Cross-bucket dependencies
Section titled “Cross-bucket dependencies”| This doc depends on | Owner bucket | What we need |
|---|---|---|
| Standard-times seed | This bucket (data-model.md) | Without standard_times populated, columns I/J are blank |
| Operator capture decision | This bucket + Agent E | Column G blank or not |
| Email sending infra | This bucket (deployment-and-cicd.md) | SES / SendGrid / SMTP credentials |
| Drive integration (Phase II) | Frontend or new sub-bucket | OAuth into Ronald’s account |
| This doc implies | Owner bucket | Ask |
|---|---|---|
Auth0 user identity flows into audit_log when Ronald downloads an export | Frontend (Agent C) + this bucket | Pass identity through |
ML/CV writer populates cycle_events.confidence, detection_count, cv_model_version_id | ML (Agent D) | Otherwise columns O/P are NULL |
What’s weak in this doc
Section titled “What’s weak in this doc”- The single biggest assumption is the column set in
INDICADORES ABRIL.xlsx— we cannot guarantee drop-in until we open the file. If even one column header differs, Ronald has to copy-paste between sheets and we lose his adoption. - No locale-correctness test in CI. A late-introduced bug (e.g., openpyxl version that defaults to US format) would silently break Ronald’s workflow. Need a golden-file test: fixture DB → exporter → byte-diff against a checked-in golden xlsx.
- Email delivery is the brittlest part of the pipeline. SMTP from the Jetson is fragile (Colombia ISPs often block port 25); we should use SES/SendGrid HTTP API, but that means an outbound network dependency, which means a Tailscale-vs-public-internet question we haven’t answered.
- No charts on Sheet 2. Ronald’s existing sheet may rely on hand-drawn charts; if so we’ll need to add an openpyxl chart object or accept a degraded version-1.
- Deterministic / paper-reproducible export is asserted but not tested.
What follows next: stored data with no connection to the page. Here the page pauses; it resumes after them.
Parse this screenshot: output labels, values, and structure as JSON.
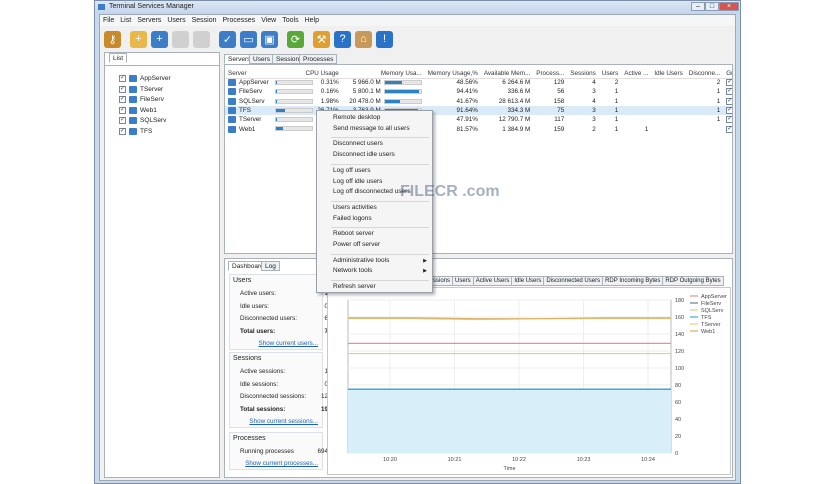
{
  "window": {
    "title": "Terminal Services Manager"
  },
  "menu": [
    "File",
    "List",
    "Servers",
    "Users",
    "Session",
    "Processes",
    "View",
    "Tools",
    "Help"
  ],
  "toolbar": [
    "key-icon",
    "add-folder-icon",
    "add-server-icon",
    "disabled-icon",
    "disabled-icon",
    "connect-icon",
    "monitor-icon",
    "monitor-check-icon",
    "refresh-icon",
    "wrench-icon",
    "help-icon",
    "home-icon",
    "info-icon"
  ],
  "left_panel": {
    "tab": "List",
    "items": [
      "AppServer",
      "TServer",
      "FileServ",
      "Web1",
      "SQLServ",
      "TFS"
    ]
  },
  "main_tabs": [
    "Servers",
    "Users",
    "Sessions",
    "Processes"
  ],
  "table": {
    "columns": [
      "Server",
      "CPU Usage",
      "Memory Usa...",
      "Memory Usage,%",
      "Available Mem...",
      "Process...",
      "Sessions",
      "Users",
      "Active ...",
      "Idle Users",
      "Disconne...",
      "Graph"
    ],
    "rows": [
      {
        "name": "AppServer",
        "cpu": "0.31%",
        "cpu_pct": 0.31,
        "mem": "5 966.0 M",
        "mem_pct": 48.56,
        "memp": "48.56%",
        "avail": "6 264.6 M",
        "proc": "129",
        "sess": "4",
        "users": "2",
        "active": "",
        "idle": "",
        "disc": "2",
        "color": "#e07070"
      },
      {
        "name": "FileServ",
        "cpu": "0.16%",
        "cpu_pct": 0.16,
        "mem": "5 800.1 M",
        "mem_pct": 94.41,
        "memp": "94.41%",
        "avail": "336.6 M",
        "proc": "56",
        "sess": "3",
        "users": "1",
        "active": "",
        "idle": "",
        "disc": "1",
        "color": "#9a8ac8"
      },
      {
        "name": "SQLServ",
        "cpu": "1.98%",
        "cpu_pct": 1.98,
        "mem": "20 478.0 M",
        "mem_pct": 41.67,
        "memp": "41.67%",
        "avail": "28 613.4 M",
        "proc": "158",
        "sess": "4",
        "users": "1",
        "active": "",
        "idle": "",
        "disc": "1",
        "color": "#c8d890"
      },
      {
        "name": "TFS",
        "cpu": "26.71%",
        "cpu_pct": 26.71,
        "mem": "3 763.9 M",
        "mem_pct": 91.64,
        "memp": "91.64%",
        "avail": "334.3 M",
        "proc": "75",
        "sess": "3",
        "users": "1",
        "active": "",
        "idle": "",
        "disc": "1",
        "color": "#3aa0d8",
        "selected": true
      },
      {
        "name": "TServer",
        "cpu": "",
        "cpu_pct": 1,
        "mem": "",
        "mem_pct": 47.91,
        "memp": "47.91%",
        "avail": "12 790.7 M",
        "proc": "117",
        "sess": "3",
        "users": "1",
        "active": "",
        "idle": "",
        "disc": "1",
        "color": "#e8c860"
      },
      {
        "name": "Web1",
        "cpu": "",
        "cpu_pct": 20,
        "mem": "",
        "mem_pct": 81.57,
        "memp": "81.57%",
        "avail": "1 384.9 M",
        "proc": "159",
        "sess": "2",
        "users": "1",
        "active": "1",
        "idle": "",
        "disc": "",
        "color": "#e8b070"
      }
    ]
  },
  "bottom_tabs": [
    "Dashboard",
    "Log"
  ],
  "dashboard": {
    "users": {
      "title": "Users",
      "rows": [
        [
          "Active users:",
          "1"
        ],
        [
          "Idle users:",
          "0"
        ],
        [
          "Disconnected users:",
          "6"
        ],
        [
          "Total users:",
          "7"
        ]
      ],
      "link": "Show current users..."
    },
    "sessions": {
      "title": "Sessions",
      "rows": [
        [
          "Active sessions:",
          "1"
        ],
        [
          "Idle sessions:",
          "0"
        ],
        [
          "Disconnected sessions:",
          "12"
        ],
        [
          "Total sessions:",
          "19"
        ]
      ],
      "link": "Show current sessions..."
    },
    "processes": {
      "title": "Processes",
      "rows": [
        [
          "Running processes",
          "694"
        ]
      ],
      "link": "Show current processes..."
    }
  },
  "chart_tabs": [
    "...ssions",
    "Users",
    "Active Users",
    "Idle Users",
    "Disconnected Users",
    "RDP Incoming Bytes",
    "RDP Outgoing Bytes"
  ],
  "context_menu": [
    [
      "Remote desktop",
      "Send message to all users"
    ],
    [
      "Disconnect users",
      "Disconnect idle users"
    ],
    [
      "Log off users",
      "Log off idle users",
      "Log off disconnected users"
    ],
    [
      "Users activities",
      "Failed logons"
    ],
    [
      "Reboot server",
      "Power off server"
    ],
    [
      "Administrative tools",
      "Network tools"
    ],
    [
      "Refresh server"
    ]
  ],
  "watermark": "FILECR .com",
  "chart_data": {
    "type": "line",
    "xlabel": "Time",
    "ylabel": "",
    "ylim": [
      0,
      180
    ],
    "yticks": [
      "0",
      "20",
      "40",
      "60",
      "80",
      "100",
      "120",
      "140",
      "160",
      "180"
    ],
    "xticks": [
      "10:20",
      "10:21",
      "10:22",
      "10:23",
      "10:24"
    ],
    "legend_position": "right",
    "series": [
      {
        "name": "AppServer",
        "color": "#e89090",
        "values": [
          129,
          129,
          129,
          129,
          129,
          129
        ]
      },
      {
        "name": "FileServ",
        "color": "#6a7ab8",
        "values": [
          56,
          56,
          56,
          56,
          56,
          56
        ]
      },
      {
        "name": "SQLServ",
        "color": "#c8d890",
        "values": [
          158,
          158,
          157,
          158,
          158,
          158
        ]
      },
      {
        "name": "TFS",
        "color": "#3aa8e0",
        "values": [
          75,
          75,
          75,
          75,
          75,
          75
        ],
        "fill": true
      },
      {
        "name": "TServer",
        "color": "#e8d070",
        "values": [
          117,
          117,
          117,
          117,
          117,
          117
        ]
      },
      {
        "name": "Web1",
        "color": "#d8b060",
        "values": [
          159,
          159,
          158,
          158,
          159,
          159
        ]
      }
    ]
  }
}
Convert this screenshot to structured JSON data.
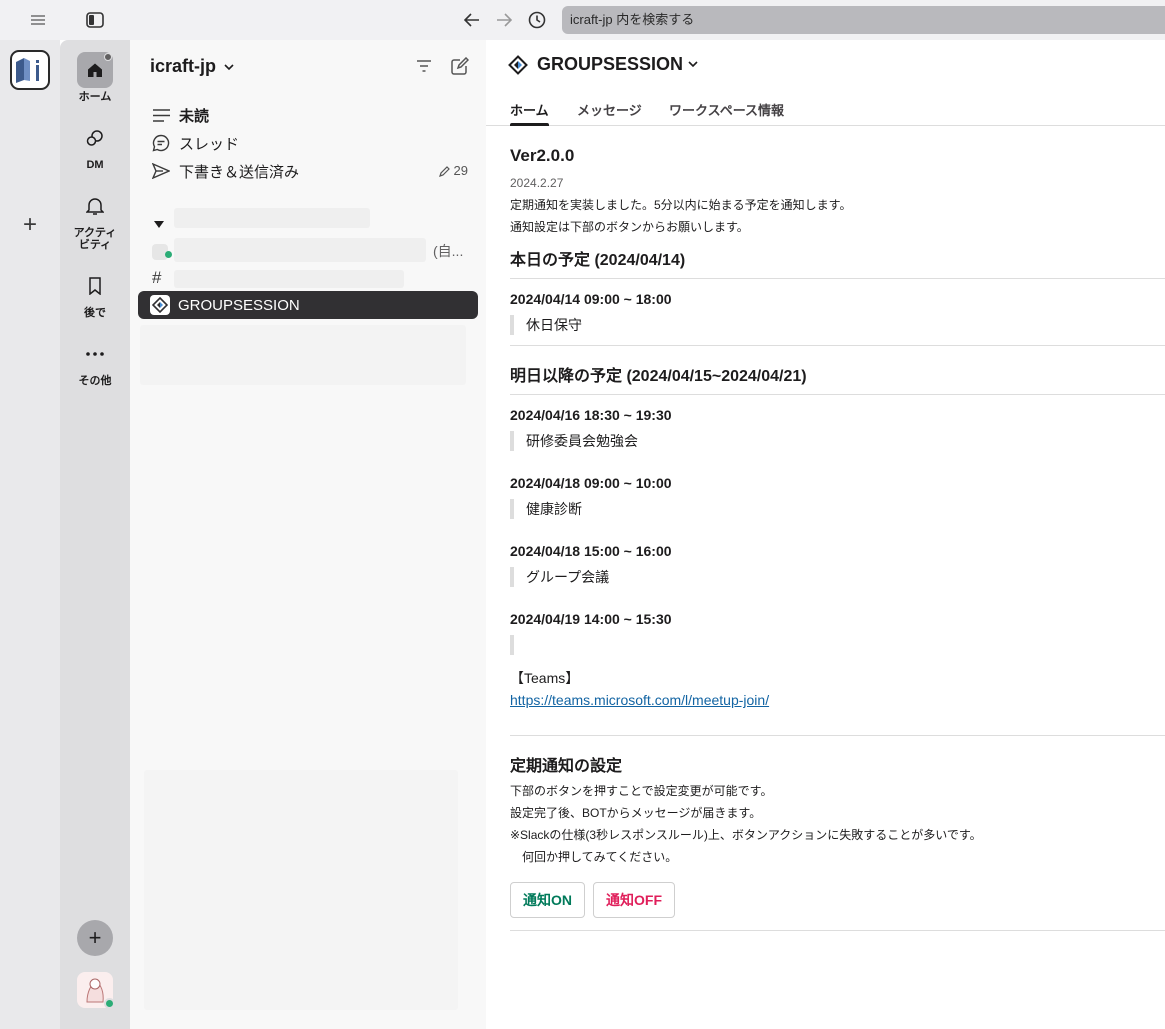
{
  "topbar": {
    "search_placeholder": "icraft-jp 内を検索する"
  },
  "nav": {
    "home": "ホーム",
    "dm": "DM",
    "activity": "アクティビティ",
    "later": "後で",
    "more": "その他"
  },
  "sidebar": {
    "workspace_name": "icraft-jp",
    "links": [
      {
        "label": "未読"
      },
      {
        "label": "スレッド"
      },
      {
        "label": "下書き＆送信済み"
      }
    ],
    "draft_count": "29",
    "dm_self": "(自...",
    "channel_hash": "#",
    "active_channel": "GROUPSESSION"
  },
  "main": {
    "channel_title": "GROUPSESSION",
    "tabs": [
      "ホーム",
      "メッセージ",
      "ワークスペース情報"
    ],
    "version": "Ver2.0.0",
    "date": "2024.2.27",
    "release_lines": [
      "定期通知を実装しました。5分以内に始まる予定を通知します。",
      "通知設定は下部のボタンからお願いします。"
    ],
    "today_heading": "本日の予定 (2024/04/14)",
    "today_events": [
      {
        "time": "2024/04/14 09:00 ~ 18:00",
        "title": "休日保守"
      }
    ],
    "future_heading": "明日以降の予定 (2024/04/15~2024/04/21)",
    "future_events": [
      {
        "time": "2024/04/16 18:30 ~ 19:30",
        "title": "研修委員会勉強会"
      },
      {
        "time": "2024/04/18 09:00 ~ 10:00",
        "title": "健康診断"
      },
      {
        "time": "2024/04/18 15:00 ~ 16:00",
        "title": "グループ会議"
      },
      {
        "time": "2024/04/19 14:00 ~ 15:30",
        "title": ""
      }
    ],
    "teams_label": "【Teams】",
    "teams_link": "https://teams.microsoft.com/l/meetup-join/",
    "settings_heading": "定期通知の設定",
    "settings_lines": [
      "下部のボタンを押すことで設定変更が可能です。",
      "設定完了後、BOTからメッセージが届きます。",
      "※Slackの仕様(3秒レスポンスルール)上、ボタンアクションに失敗することが多いです。",
      "　何回か押してみてください。"
    ],
    "btn_on": "通知ON",
    "btn_off": "通知OFF"
  }
}
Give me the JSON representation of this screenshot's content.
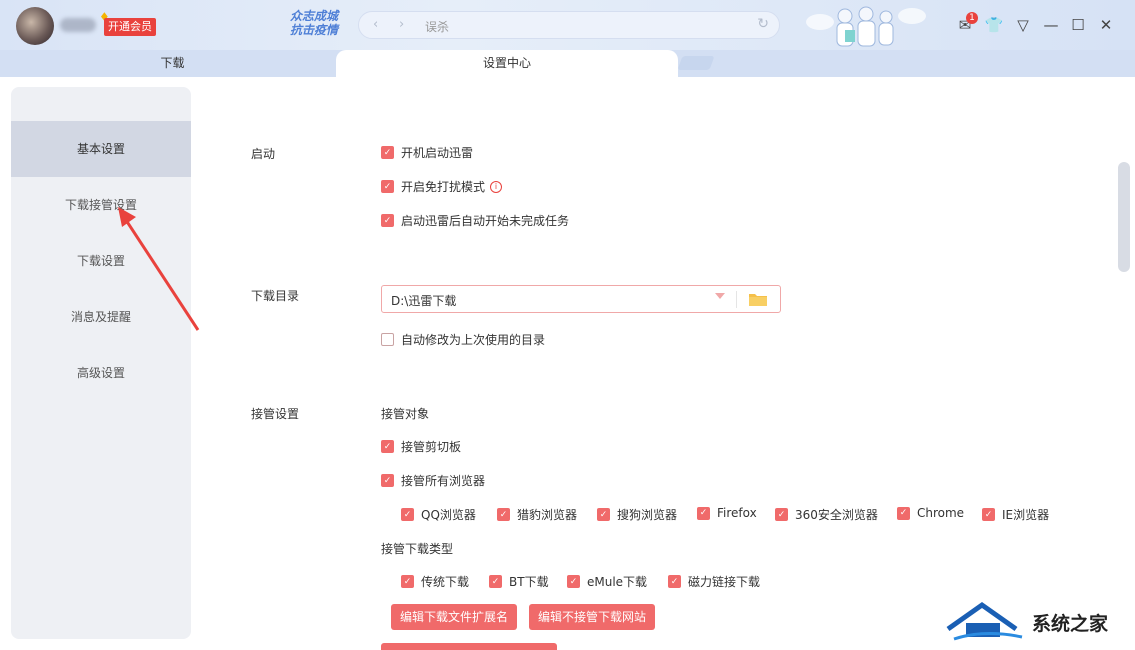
{
  "header": {
    "vip_label": "开通会员",
    "slogan_line1": "众志成城",
    "slogan_line2": "抗击疫情",
    "address_text": "误杀",
    "mail_badge": "1"
  },
  "tabs": [
    {
      "label": "下载"
    },
    {
      "label": "设置中心"
    }
  ],
  "sidebar": {
    "items": [
      {
        "label": "基本设置"
      },
      {
        "label": "下载接管设置"
      },
      {
        "label": "下载设置"
      },
      {
        "label": "消息及提醒"
      },
      {
        "label": "高级设置"
      }
    ]
  },
  "startup": {
    "label": "启动",
    "options": [
      {
        "label": "开机启动迅雷",
        "checked": true
      },
      {
        "label": "开启免打扰模式",
        "checked": true
      },
      {
        "label": "启动迅雷后自动开始未完成任务",
        "checked": true
      }
    ]
  },
  "download_dir": {
    "label": "下载目录",
    "value": "D:\\迅雷下载",
    "auto_modify": {
      "label": "自动修改为上次使用的目录",
      "checked": false
    }
  },
  "takeover": {
    "label": "接管设置",
    "target_title": "接管对象",
    "clipboard": {
      "label": "接管剪切板",
      "checked": true
    },
    "all_browsers": {
      "label": "接管所有浏览器",
      "checked": true
    },
    "browsers": [
      {
        "label": "QQ浏览器",
        "checked": true
      },
      {
        "label": "猎豹浏览器",
        "checked": true
      },
      {
        "label": "搜狗浏览器",
        "checked": true
      },
      {
        "label": "Firefox",
        "checked": true
      },
      {
        "label": "360安全浏览器",
        "checked": true
      },
      {
        "label": "Chrome",
        "checked": true
      },
      {
        "label": "IE浏览器",
        "checked": true
      }
    ],
    "types_title": "接管下载类型",
    "types": [
      {
        "label": "传统下载",
        "checked": true
      },
      {
        "label": "BT下载",
        "checked": true
      },
      {
        "label": "eMule下载",
        "checked": true
      },
      {
        "label": "磁力链接下载",
        "checked": true
      }
    ],
    "edit_ext_button": "编辑下载文件扩展名",
    "edit_site_button": "编辑不接管下载网站"
  },
  "watermark": {
    "text": "系统之家"
  },
  "colors": {
    "accent": "#f06a6a",
    "vip": "#e9423d",
    "titlebar": "#dbe5f6"
  }
}
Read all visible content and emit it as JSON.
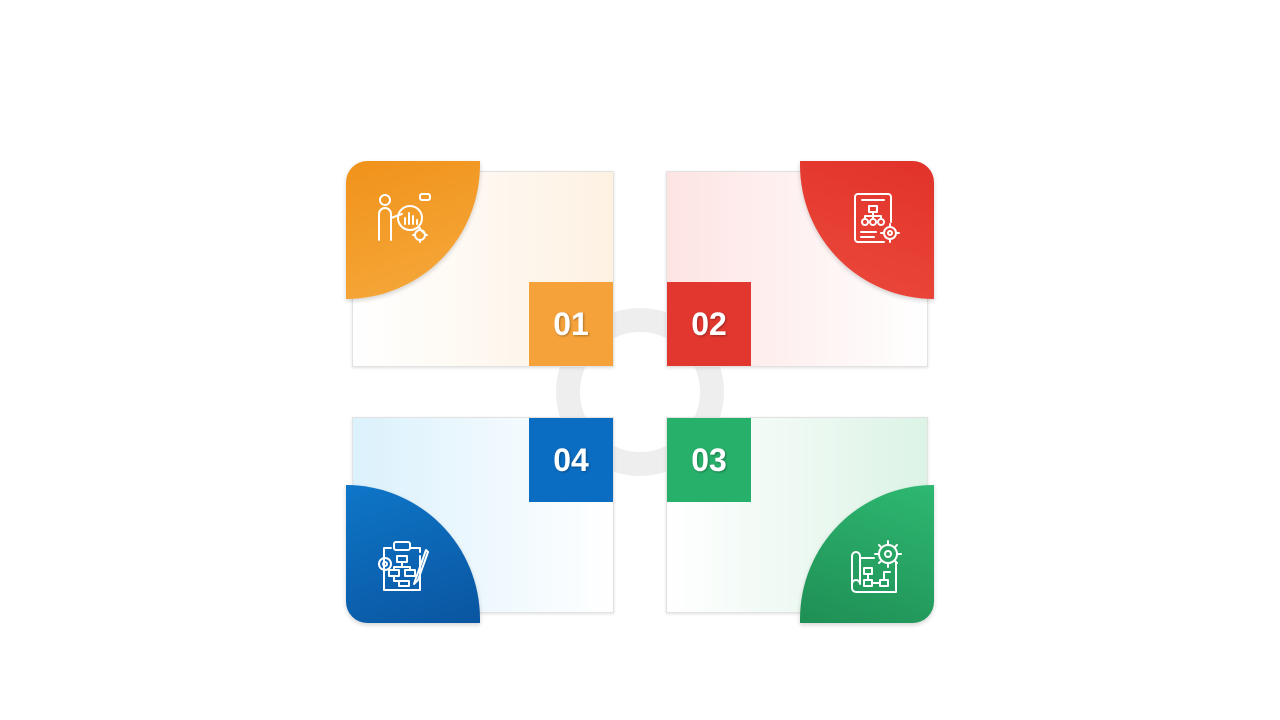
{
  "steps": [
    {
      "number": "01",
      "icon": "analyst-magnifier-chart-icon",
      "color": "#f0961e"
    },
    {
      "number": "02",
      "icon": "document-flowchart-gear-icon",
      "color": "#e33a2f"
    },
    {
      "number": "03",
      "icon": "blueprint-gear-icon",
      "color": "#25a463"
    },
    {
      "number": "04",
      "icon": "clipboard-flowchart-icon",
      "color": "#0b6bbf"
    }
  ],
  "colors": {
    "step1_a": "#f0921a",
    "step1_b": "#f6aa3e",
    "step2_a": "#e1322a",
    "step2_b": "#ec4a3c",
    "step3_a": "#2eb871",
    "step3_b": "#1f8f55",
    "step4_a": "#0e76c8",
    "step4_b": "#0a55a0"
  }
}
Even with metadata pinning, openpyxl can drift across minor versions and break byte-equality.
- “Resumen Módulo” formulas are educated guesses. The
eficienciaformula in particular needs to be verified against Ronald’s actual computation — there are several reasonable formulas (unidades × SAM / (jornada × operarios), vs.total_minutos_productivos / (jornada × operarios)) and the wrong choice will produce numbers that disagree with his existing reports.
Rollout
Section titled “Rollout”- Now (May 2026): stub exporter that runs against the seed DB and produces a one-row demo file with hard-coded data, to validate locale formatting visually.
- Before Argentina (2026-05-15): show ITBA the demo
.xlsxso they can mirror format in their own twin. - Before Pereira (Jul 2026): real exporter against a 1-week run on the dev Jetson; diff against an actual
INDICADORES ABRIL.xlsxpage that Armando obtains; iterate until Ronald says “this is the file I would have made.” - Day-1 of Pereira deploy: end-of-shift cron + email sending live; Sophia BCC’s herself for the first week.
- Phase II: Drive upload; monthly roll-up; lost-time sheet populated by automated detectors.